Black Democrats Say It’s the Economy, Still
“When we’re talking about working Americans, rebuilding the backbone of the country, we’re talking about black folks, brown folks, women, Asia-Pacific islanders,” said Symone Sanders, a senior adviser to the Biden campaign. “We want to make clear that when we say the middle class is hurting, voters understand that’s a middle class that represents everyone.”
But Alicia Garza, a prominent black activist, said that even when candidates talked about economic issues, they tended not to acknowledge the particular challenges facing African-Americans and other groups. Criminal justice reform, for example, is an economic issue for both incarcerated people and their families, she said, but it is rarely framed that way. The cost of college hits black families harder because they earn less on average and have less accumulated wealth.
“The disconnect between black voters and candidates who are talking about economic issues is that they often talk abut them in a race-neutral way,” Ms. Garza said. “Black communities differ when we talk about economic issues because there are these added barriers.”
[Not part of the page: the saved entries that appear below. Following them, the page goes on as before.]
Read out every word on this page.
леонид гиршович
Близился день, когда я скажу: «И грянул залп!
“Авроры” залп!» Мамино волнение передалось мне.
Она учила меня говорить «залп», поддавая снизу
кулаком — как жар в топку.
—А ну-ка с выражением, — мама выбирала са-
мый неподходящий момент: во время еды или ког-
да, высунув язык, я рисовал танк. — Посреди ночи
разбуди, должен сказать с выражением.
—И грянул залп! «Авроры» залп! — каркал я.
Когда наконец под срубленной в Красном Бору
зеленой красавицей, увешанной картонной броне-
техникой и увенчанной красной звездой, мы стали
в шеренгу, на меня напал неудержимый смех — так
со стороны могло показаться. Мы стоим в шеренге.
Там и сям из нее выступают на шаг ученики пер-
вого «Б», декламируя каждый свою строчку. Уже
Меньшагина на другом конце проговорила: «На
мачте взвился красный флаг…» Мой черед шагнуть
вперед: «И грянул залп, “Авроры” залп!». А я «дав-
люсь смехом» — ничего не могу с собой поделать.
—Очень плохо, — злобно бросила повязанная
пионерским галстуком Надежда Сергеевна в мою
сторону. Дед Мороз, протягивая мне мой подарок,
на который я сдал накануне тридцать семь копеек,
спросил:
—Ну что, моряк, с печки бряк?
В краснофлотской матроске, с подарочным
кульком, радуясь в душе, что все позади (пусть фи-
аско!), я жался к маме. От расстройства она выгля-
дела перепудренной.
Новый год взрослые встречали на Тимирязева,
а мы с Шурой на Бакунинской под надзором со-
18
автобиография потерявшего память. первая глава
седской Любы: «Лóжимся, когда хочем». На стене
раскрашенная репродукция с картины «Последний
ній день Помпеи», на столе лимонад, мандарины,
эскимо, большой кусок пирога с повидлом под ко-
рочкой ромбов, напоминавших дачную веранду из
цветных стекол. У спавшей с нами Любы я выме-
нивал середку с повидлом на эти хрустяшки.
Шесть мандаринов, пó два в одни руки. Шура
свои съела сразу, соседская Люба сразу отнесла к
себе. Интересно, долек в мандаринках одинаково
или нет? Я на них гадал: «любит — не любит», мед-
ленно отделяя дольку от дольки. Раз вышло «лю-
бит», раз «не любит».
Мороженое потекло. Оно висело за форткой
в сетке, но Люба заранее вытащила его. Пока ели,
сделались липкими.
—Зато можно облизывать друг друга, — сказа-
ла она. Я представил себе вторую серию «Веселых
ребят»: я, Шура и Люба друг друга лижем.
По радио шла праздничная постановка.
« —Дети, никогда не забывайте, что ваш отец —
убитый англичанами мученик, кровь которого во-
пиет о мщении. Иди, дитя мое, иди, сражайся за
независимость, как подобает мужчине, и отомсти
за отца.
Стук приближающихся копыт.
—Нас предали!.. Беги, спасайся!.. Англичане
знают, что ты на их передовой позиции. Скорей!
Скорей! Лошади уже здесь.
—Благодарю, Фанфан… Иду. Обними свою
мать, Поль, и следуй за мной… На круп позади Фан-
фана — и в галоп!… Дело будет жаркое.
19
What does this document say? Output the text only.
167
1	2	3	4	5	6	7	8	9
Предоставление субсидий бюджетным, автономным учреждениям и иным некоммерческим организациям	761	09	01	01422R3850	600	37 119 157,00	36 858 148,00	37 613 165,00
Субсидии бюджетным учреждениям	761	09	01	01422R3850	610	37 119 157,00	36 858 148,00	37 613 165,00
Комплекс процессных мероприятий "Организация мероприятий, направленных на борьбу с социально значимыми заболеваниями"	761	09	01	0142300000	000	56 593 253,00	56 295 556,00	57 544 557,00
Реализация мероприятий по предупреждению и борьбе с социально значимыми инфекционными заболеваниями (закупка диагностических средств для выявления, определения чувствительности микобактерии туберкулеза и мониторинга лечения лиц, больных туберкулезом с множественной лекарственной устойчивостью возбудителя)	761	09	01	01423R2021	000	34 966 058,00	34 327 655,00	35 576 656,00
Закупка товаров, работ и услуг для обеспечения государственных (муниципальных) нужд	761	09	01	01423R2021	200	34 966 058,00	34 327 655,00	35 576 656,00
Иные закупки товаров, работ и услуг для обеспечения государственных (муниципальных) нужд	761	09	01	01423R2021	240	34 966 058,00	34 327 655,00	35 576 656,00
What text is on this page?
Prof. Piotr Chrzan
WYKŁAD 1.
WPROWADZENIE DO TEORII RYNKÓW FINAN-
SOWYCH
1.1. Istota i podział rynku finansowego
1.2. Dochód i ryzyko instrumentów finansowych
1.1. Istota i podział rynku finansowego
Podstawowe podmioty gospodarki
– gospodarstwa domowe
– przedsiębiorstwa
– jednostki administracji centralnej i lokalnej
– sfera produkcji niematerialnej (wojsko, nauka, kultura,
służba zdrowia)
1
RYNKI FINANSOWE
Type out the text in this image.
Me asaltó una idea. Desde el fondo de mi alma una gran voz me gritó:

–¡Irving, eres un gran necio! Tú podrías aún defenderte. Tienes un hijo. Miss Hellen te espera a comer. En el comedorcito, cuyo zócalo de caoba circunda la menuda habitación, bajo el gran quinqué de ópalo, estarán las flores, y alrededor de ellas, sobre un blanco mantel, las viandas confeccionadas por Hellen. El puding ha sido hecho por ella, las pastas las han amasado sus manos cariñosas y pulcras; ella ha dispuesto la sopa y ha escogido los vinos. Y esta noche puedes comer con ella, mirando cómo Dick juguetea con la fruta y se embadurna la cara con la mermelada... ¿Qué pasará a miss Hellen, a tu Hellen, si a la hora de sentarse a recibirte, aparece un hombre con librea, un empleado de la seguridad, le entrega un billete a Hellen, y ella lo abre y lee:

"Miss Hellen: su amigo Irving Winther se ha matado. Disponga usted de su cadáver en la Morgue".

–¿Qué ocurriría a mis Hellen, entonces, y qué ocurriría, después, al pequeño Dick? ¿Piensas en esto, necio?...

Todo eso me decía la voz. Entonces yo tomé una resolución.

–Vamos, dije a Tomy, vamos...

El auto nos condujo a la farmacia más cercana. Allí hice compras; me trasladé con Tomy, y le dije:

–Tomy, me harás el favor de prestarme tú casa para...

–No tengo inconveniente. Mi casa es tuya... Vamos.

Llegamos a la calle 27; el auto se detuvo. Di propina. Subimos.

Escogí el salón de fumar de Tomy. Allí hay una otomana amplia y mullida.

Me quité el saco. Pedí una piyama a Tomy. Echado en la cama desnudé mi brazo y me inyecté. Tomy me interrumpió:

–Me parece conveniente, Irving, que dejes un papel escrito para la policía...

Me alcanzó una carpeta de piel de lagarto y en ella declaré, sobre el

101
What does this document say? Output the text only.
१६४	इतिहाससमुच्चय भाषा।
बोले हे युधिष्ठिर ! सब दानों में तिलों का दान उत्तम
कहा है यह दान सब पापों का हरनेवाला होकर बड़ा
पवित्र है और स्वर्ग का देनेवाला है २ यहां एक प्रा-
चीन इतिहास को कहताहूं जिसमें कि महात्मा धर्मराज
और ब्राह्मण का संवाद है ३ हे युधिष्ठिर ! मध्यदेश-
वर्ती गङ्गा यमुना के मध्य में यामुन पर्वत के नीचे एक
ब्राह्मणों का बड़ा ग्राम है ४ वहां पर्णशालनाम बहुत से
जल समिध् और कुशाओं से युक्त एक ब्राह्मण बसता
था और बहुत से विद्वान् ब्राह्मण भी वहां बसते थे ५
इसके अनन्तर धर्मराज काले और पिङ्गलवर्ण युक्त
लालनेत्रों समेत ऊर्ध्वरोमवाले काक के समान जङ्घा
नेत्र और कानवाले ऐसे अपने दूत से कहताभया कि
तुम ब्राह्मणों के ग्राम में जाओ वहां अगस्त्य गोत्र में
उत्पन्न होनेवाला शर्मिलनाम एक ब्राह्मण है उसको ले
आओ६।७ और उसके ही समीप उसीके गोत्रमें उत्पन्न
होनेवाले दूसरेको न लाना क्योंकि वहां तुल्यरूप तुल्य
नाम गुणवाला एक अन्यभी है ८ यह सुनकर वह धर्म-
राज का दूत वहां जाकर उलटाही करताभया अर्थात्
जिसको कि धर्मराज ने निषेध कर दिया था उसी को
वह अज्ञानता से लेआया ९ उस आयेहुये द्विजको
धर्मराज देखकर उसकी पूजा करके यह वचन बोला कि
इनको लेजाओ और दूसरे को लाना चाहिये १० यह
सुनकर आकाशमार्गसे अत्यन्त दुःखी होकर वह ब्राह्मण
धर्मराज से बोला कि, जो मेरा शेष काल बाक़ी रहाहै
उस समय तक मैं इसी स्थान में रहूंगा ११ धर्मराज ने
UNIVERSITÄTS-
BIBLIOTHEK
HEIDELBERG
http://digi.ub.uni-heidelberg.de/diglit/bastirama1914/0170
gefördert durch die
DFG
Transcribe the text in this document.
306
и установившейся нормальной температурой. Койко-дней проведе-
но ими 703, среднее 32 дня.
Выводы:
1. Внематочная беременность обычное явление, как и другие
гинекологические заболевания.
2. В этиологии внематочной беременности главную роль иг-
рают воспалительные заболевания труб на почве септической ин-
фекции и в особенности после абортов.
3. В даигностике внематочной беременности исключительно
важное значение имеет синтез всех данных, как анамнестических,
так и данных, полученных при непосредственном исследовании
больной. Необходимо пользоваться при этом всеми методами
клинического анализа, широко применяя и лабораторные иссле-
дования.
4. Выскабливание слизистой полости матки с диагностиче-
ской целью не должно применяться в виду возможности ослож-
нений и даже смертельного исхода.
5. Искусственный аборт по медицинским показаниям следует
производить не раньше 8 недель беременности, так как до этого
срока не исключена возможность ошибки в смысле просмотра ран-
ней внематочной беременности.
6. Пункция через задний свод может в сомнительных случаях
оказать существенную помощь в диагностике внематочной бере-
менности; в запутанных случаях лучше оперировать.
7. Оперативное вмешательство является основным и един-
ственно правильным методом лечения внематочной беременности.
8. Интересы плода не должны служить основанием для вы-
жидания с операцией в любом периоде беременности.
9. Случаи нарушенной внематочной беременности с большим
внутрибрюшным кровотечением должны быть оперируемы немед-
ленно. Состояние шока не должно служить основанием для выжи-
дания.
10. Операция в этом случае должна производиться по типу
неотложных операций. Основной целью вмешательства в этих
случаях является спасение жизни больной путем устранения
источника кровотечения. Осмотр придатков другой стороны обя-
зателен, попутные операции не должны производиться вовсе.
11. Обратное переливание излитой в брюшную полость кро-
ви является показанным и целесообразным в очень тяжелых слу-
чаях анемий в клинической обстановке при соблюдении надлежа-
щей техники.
Ms. Garza’s organization, the Black Futures Lab, recently ran a survey of more than 31,000 black people across the country. Eight-five percent of the respondents cited “low wages that are not enough to sustain a family” as a major problem, and 76 percent said the same about a lack of affordable housing. And while most respondents identified as Democrats, many were dissatisfied with the party: One in five people in the survey expressed an unfavorable view of the party.
“We’re waiting throughout the entire campaign season for some candidate to just hit the right note, and it’s so rare that they do,” Ms. Garza said.
President Trump has often claimed that his economic policies are benefiting African-Americans, and he proclaimed on Twitter and at campaign rallies last year that the black unemployment rate had hit its lowest level on record. The rate has risen since then, however, to 6.7 percent in April from a low of 5.9 percent in May last year.
The unemployment rate for black Americans is more than double the white unemployment rate, which was 3.1 percent in April — down from 3.5 percent in April 2018. Since the recession, wages have risen more slowly for black workers than for workers of other races.